Compounding the problem: local hospitals remain strained in their ability to deliver services. Also, community groups and police say the number of homeless people in New Orleans, many in need of mental health care, has almost doubled its pre-Katrina level and now stands at about 12,000.

“It’s a community that’s in terrible distress. It’s not like other things where, once everything’s over, everything’s getting rebuilt. On top of the original trauma there wre all these other traumas, and the sense of being sort of forgotten,” she said.

Kessler said that in the months after the hurricane, an underlying optimism protected many people from suicidal thoughts. That sort of “post-traumatic growth” is common among disaster victims.

Now, that optimism has worn thin, something the earlier report warned could happen if rebuilding didn’t keep pace with expectations.

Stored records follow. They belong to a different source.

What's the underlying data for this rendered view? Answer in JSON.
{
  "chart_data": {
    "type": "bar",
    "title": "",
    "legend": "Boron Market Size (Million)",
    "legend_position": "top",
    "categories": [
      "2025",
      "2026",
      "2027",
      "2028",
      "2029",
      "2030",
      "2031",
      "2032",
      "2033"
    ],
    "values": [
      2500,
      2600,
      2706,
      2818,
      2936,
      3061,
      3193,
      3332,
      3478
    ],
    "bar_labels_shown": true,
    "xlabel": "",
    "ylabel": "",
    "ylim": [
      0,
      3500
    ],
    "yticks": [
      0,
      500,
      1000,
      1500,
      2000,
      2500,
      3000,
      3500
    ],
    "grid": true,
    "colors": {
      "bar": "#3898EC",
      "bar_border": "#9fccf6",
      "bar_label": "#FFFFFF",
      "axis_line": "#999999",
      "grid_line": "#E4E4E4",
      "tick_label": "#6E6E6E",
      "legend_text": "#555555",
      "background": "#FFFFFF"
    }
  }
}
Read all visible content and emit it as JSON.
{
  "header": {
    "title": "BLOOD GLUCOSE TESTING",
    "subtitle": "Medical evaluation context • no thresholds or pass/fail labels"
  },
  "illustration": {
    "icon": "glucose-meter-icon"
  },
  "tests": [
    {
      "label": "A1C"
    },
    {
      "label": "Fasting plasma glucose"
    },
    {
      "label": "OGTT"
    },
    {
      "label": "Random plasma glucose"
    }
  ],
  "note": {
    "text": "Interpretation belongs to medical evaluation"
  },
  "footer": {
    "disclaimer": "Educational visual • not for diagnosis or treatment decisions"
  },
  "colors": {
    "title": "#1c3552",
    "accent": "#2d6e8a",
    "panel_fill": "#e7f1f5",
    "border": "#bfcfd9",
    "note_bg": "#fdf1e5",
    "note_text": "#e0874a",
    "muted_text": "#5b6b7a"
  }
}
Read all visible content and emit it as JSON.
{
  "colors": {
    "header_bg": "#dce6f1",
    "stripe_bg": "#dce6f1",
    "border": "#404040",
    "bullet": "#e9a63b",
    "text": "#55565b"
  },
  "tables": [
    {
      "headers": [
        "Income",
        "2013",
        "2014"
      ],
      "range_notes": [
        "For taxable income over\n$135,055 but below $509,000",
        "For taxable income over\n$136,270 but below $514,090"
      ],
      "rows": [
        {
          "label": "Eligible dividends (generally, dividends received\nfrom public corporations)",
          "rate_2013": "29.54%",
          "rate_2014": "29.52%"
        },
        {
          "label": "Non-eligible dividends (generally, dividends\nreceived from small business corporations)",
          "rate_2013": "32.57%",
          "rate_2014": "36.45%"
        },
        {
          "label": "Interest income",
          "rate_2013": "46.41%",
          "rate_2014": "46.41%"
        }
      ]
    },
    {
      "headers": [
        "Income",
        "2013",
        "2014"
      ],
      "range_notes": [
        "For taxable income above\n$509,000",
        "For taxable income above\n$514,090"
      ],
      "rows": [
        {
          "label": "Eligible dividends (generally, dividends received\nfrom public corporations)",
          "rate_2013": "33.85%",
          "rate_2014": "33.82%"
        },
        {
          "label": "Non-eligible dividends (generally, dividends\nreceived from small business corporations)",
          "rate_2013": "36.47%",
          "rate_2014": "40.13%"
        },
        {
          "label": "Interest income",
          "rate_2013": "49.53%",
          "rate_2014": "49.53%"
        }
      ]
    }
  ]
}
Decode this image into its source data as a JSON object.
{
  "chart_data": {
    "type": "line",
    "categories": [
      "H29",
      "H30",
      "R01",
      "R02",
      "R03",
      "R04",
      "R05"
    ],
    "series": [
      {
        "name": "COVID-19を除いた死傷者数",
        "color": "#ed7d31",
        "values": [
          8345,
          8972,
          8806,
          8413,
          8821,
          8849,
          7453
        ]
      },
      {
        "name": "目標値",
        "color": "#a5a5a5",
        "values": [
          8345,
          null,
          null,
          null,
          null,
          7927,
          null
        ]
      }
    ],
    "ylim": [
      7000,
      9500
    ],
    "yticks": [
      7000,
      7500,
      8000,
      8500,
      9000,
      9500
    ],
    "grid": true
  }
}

Kessler, whose study is supported by the National Institutes of Health and the World Health Organization, said most disasters have relatively rapid recoveries, so rates for such ailments as depression and PTSD usually improve after a year.

The results of the New Orleans survey are more like those of people who lost their jobs in Detroit during the 1980s and couldn’t find new work than like those of most natural disasters, he said.

Binder-Brynes said that six months after Katrina, people were still concentrating on survival. “It isn’t until that’s more settled that the longterm mental symptoms appear,” she said.

The figures are likely to get worse, since the city has fewer psychiatric beds, psychiatrists and psychologists than before the storm, and many people have lost their jobs and no longer have insurance to pay for them, she said.

“It doesn’t just go away without treatment.”